Straphangers in recent weeks have marveled at the spotless - for now - tracks at the new Second Avenue Subway stations, but elsewhere in the system, the subway resembles a dumping ground. NY1's Jose Martinez reports on the MTA's new efforts to fight filth on the tracks.
They're subway tracks, not trash cans. But not to some New Yorkers.
"I think it's absolutely horrible," said one subway rider. "They should throw their garbage in the garbage cans where it belongs and not on the track."
To better clear filth from the tracks, the MTA has begun testing portable vacuums that can be quickly pressed into service, operated from station platforms and moved on subway trains.
"I think it's a great idea," said one New Yorker. "The average person needs some form of cleanliness in their surrounding."
The MTA began testing the new portable vacuums this week, adding new momentum to what the agency calls Operation Clean Sweep.
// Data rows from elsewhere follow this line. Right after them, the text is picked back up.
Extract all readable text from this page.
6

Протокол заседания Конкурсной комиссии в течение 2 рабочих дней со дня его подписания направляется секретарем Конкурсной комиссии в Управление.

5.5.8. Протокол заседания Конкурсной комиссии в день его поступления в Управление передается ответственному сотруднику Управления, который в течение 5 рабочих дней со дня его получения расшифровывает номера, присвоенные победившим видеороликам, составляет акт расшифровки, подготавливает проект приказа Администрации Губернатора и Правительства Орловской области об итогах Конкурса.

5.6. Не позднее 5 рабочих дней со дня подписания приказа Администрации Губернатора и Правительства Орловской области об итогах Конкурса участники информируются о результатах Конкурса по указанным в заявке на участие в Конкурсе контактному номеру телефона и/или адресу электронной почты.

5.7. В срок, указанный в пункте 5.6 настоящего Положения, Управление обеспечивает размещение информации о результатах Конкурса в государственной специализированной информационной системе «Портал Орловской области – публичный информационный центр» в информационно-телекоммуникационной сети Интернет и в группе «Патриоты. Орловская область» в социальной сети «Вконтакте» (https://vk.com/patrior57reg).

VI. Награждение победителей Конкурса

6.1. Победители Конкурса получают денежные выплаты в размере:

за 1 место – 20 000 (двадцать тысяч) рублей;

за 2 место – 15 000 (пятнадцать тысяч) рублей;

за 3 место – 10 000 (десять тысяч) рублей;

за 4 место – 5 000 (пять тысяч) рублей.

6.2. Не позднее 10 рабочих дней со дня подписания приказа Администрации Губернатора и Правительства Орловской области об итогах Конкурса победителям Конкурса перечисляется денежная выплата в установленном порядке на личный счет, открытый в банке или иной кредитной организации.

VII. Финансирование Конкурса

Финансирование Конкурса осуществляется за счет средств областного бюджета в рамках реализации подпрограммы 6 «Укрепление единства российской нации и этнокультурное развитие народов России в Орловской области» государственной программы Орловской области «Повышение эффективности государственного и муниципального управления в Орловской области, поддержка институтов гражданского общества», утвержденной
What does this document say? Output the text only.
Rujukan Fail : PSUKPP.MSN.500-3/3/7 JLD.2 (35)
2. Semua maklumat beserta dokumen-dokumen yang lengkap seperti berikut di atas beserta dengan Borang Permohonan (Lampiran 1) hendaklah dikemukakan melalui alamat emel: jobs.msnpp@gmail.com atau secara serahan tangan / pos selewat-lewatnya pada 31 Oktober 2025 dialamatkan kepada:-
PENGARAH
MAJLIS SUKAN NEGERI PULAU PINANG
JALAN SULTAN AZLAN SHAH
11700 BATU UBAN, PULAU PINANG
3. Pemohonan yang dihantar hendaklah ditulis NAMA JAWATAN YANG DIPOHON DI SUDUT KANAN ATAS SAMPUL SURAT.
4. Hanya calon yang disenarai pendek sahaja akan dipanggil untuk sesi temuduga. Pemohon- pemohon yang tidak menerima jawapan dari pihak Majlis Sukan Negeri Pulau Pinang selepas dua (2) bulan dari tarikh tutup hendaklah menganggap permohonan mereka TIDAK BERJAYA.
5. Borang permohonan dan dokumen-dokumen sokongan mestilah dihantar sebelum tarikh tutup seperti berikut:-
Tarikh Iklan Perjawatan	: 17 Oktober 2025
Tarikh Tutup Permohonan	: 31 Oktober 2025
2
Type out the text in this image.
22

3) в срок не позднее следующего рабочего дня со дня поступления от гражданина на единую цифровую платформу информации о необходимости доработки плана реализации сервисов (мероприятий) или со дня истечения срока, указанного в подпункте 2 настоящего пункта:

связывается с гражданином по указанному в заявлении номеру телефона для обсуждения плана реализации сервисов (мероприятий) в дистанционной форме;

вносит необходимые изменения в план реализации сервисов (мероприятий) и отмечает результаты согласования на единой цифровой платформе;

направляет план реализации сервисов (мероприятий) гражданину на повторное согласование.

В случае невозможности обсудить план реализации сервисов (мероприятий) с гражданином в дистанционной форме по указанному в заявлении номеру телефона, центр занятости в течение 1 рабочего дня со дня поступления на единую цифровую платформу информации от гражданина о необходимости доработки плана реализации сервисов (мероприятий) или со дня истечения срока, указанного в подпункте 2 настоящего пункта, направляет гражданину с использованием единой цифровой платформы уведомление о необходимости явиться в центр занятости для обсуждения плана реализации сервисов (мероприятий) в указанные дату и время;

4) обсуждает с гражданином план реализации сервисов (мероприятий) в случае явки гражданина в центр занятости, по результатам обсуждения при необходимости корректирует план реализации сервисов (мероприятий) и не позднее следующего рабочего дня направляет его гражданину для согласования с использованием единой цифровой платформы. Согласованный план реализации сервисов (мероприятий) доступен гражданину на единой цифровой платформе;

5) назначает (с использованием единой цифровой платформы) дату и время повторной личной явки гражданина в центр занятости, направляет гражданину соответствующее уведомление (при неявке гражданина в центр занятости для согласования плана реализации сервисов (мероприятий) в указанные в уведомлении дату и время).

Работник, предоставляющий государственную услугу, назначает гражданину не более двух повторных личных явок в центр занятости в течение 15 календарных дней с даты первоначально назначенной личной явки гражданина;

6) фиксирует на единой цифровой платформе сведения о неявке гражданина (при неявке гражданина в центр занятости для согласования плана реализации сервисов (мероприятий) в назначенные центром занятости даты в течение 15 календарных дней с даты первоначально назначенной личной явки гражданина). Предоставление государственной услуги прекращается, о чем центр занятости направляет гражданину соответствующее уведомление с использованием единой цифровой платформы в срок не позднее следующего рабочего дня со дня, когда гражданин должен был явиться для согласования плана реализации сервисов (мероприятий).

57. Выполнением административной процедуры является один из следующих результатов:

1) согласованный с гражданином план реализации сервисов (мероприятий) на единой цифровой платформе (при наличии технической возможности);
Since last summer, crews have been cleaning tracks more frequently in a push to reduce track fires and delays.
As part of its latest anti-trash campaign, the MTA is ordering three new powerful vacuum trains, with the first one set to arrive later this year. The agency is also purchasing 27 refuse cars.
Straphangers endorse this new push for cleanliness. What's not to like?
"I would rather to have safe tracks where I'm not in any danger instead of having trash out here," one subway rider said.
The new portable vacuums are being tested at 15 Manhattan stations, mostly along the Sixth and Eighth Avenue lines.
In Queens, the vacuums are getting a workout at 20 stations along the E, F, M and R lines.
"I think it's a good idea if it goes according to the schedules and doesn't mess up already horrible MTA schedules," said one subway rider. "If it's at odd hours, I think it's a really good idea."
Still, many riders are skeptical that the vacuums will be able to keep up with subway slobs.
"I think people are still probably going to throw trash in the subway," said one rider. "It's like littering is a New York tradition."
"People are still going to throw their trash on the tracks, potentially cause a fire at a train station," said another.
The testing is scheduled to last into February. If it's a success, the MTA says it will buy more.